しかし、岬はスーパーウーマンすぎますね。絶対にありえません。
でも、スーパーウーマンだからこそ、そのスリルとサスペンスは群を抜いています。
「ミドリの猿」、「運命の暗示」、「洗脳試験」と第四弾まで続きます。
この本、友人から「あまり面白くないけど読む?」と言って貸してくれたものです。
池井戸潤さん「ロスジェネの逆襲」
この人の小説は裏切りませんね。痛快で実に気持ちがいいです。
テレビで最後に「半沢直樹」が証券会社に出向させられた後の話です。
合併しようとするのが銀行、されまいと抵抗するアドバイザーが、その銀行の子会社の半沢直樹の証券会社です。
それぞれの立場の人間像が見事に描かれています。そして何よりもハッピーエンドであることが素晴らしいですね。
小林泰三さん「安楽椅子」
探偵事務所に客がとんでもない話を持ち込むのですが、それを順番に聞いて、問題を解決していきます。
よくあるパターンですが、奇想天外な難題ばかりで、最後はどうも腑に落ちない解決で終わってしまいます。

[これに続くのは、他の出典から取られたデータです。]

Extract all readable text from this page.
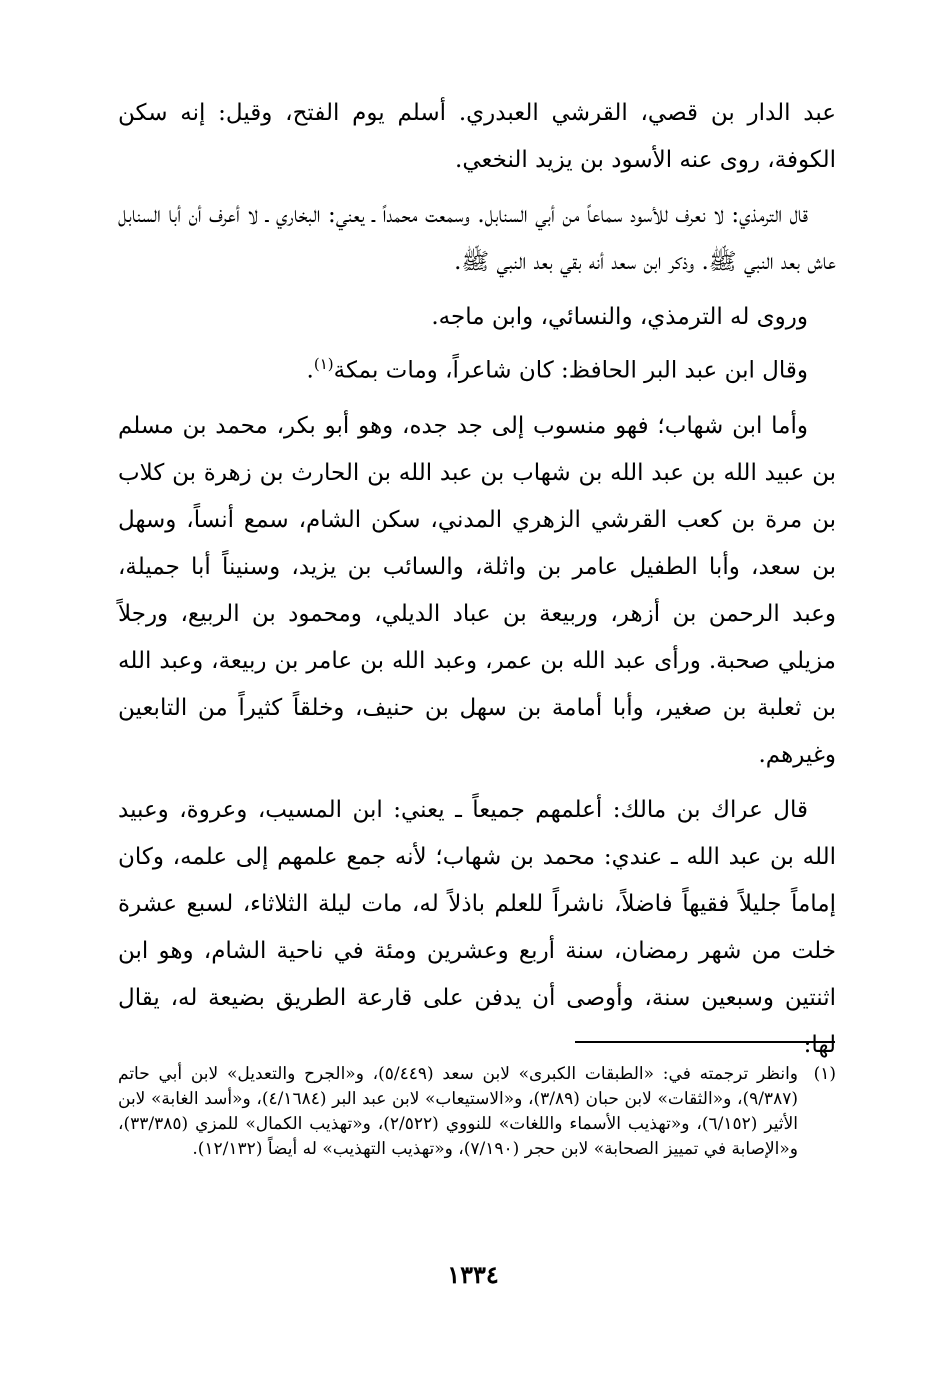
عبد الدار بن قصي، القرشي العبدري. أسلم يوم الفتح، وقيل: إنه سكن الكوفة، روى عنه الأسود بن يزيد النخعي.

قال الترمذي: لا نعرف للأسود سماعاً من أبي السنابل. وسمعت محمداً ـ يعني: البخاري ـ لا أعرف أن أبا السنابل عاش بعد النبي ﷺ. وذكر ابن سعد أنه بقي بعد النبي ﷺ.

وروى له الترمذي، والنسائي، وابن ماجه.

وقال ابن عبد البر الحافظ: كان شاعراً، ومات بمكة$^{(١)}$.

وأما ابن شهاب؛ فهو منسوب إلى جد جده، وهو أبو بكر، محمد بن مسلم بن عبيد الله بن عبد الله بن شهاب بن عبد الله بن الحارث بن زهرة بن كلاب بن مرة بن كعب القرشي الزهري المدني، سكن الشام، سمع أنساً، وسهل بن سعد، وأبا الطفيل عامر بن واثلة، والسائب بن يزيد، وسنيناً أبا جميلة، وعبد الرحمن بن أزهر، وربيعة بن عباد الديلي، ومحمود بن الربيع، ورجلاً مزيلي صحبة. ورأى عبد الله بن عمر، وعبد الله بن عامر بن ربيعة، وعبد الله بن ثعلبة بن صغير، وأبا أمامة بن سهل بن حنيف، وخلقاً كثيراً من التابعين وغيرهم.

قال عراك بن مالك: أعلمهم جميعاً ـ يعني: ابن المسيب، وعروة، وعبيد الله بن عبد الله ـ عندي: محمد بن شهاب؛ لأنه جمع علمهم إلى علمه، وكان إماماً جليلاً فقيهاً فاضلاً، ناشراً للعلم باذلاً له، مات ليلة الثلاثاء، لسبع عشرة خلت من شهر رمضان، سنة أربع وعشرين ومئة في ناحية الشام، وهو ابن اثنتين وسبعين سنة، وأوصى أن يدفن على قارعة الطريق بضيعة له، يقال لها:

(١)
وانظر ترجمته في: «الطبقات الكبرى» لابن سعد (٥/٤٤٩)، و«الجرح والتعديل» لابن أبي حاتم (٩/٣٨٧)، و«الثقات» لابن حبان (٣/٨٩)، و«الاستيعاب» لابن عبد البر (٤/١٦٨٤)، و«أسد الغابة» لابن الأثير (٦/١٥٢)، و«تهذيب الأسماء واللغات» للنووي (٢/٥٢٢)، و«تهذيب الكمال» للمزي (٣٣/٣٨٥)، و«الإصابة في تمييز الصحابة» لابن حجر (٧/١٩٠)، و«تهذيب التهذيب» له أيضاً (١٢/١٣٢).
١٣٣٤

短編連作で、最後にワトソン役の女性が問題解決の論理的矛盾を指摘し、すべての犯行は探偵が仕掛けたことだと論破します。
北川恵海さん「ちょっと今から仕事やめてくる」
この本、タイトルにひかれて図書館で予約しましたが、なんと1年も待たされました。
映画化されますので、ここでは内容紹介は省きます。
今野敏さん「神南署安積班」
おなじみの安積係長以下5人の強硬班係と速水警部補が登場します。
短編集です。
犯人逮捕よりメンバーの人間性に焦点を当てた警察ものです。
実に気持ちのいい話ばかりで、気分がすっとしますよ。
佐々木譲さん「巡査の休日」
おなじみの北海道警察シリーズです。「笑う警官」が有名ですね。
いつものメンバーがバラバラの事件を追います。
殺人犯の逃亡、ストーカー、ひったくり。
これらの事件が最後に集約し、一気に解決します。
そして、やっと休日が訪れます。
この捜査の方法は間違っていないのか?
見当違いの可能性は?
確信の持てない推測でありながら、やがて核心に迫っていきます。
不思議な警察小説ですが、一方で「出来すぎ」の感も多少ありますね。まあ、そこが小説のよさでしょう。
最近はほとんど図書館で予約して借りますし、事前に内容をある程度吟味しますので、「はずれ」それほどありません。こらアカン」は年に5冊ぐらいでしょうか。
むしろ、ネットなんかで適当に購入した方が失敗が多いですね。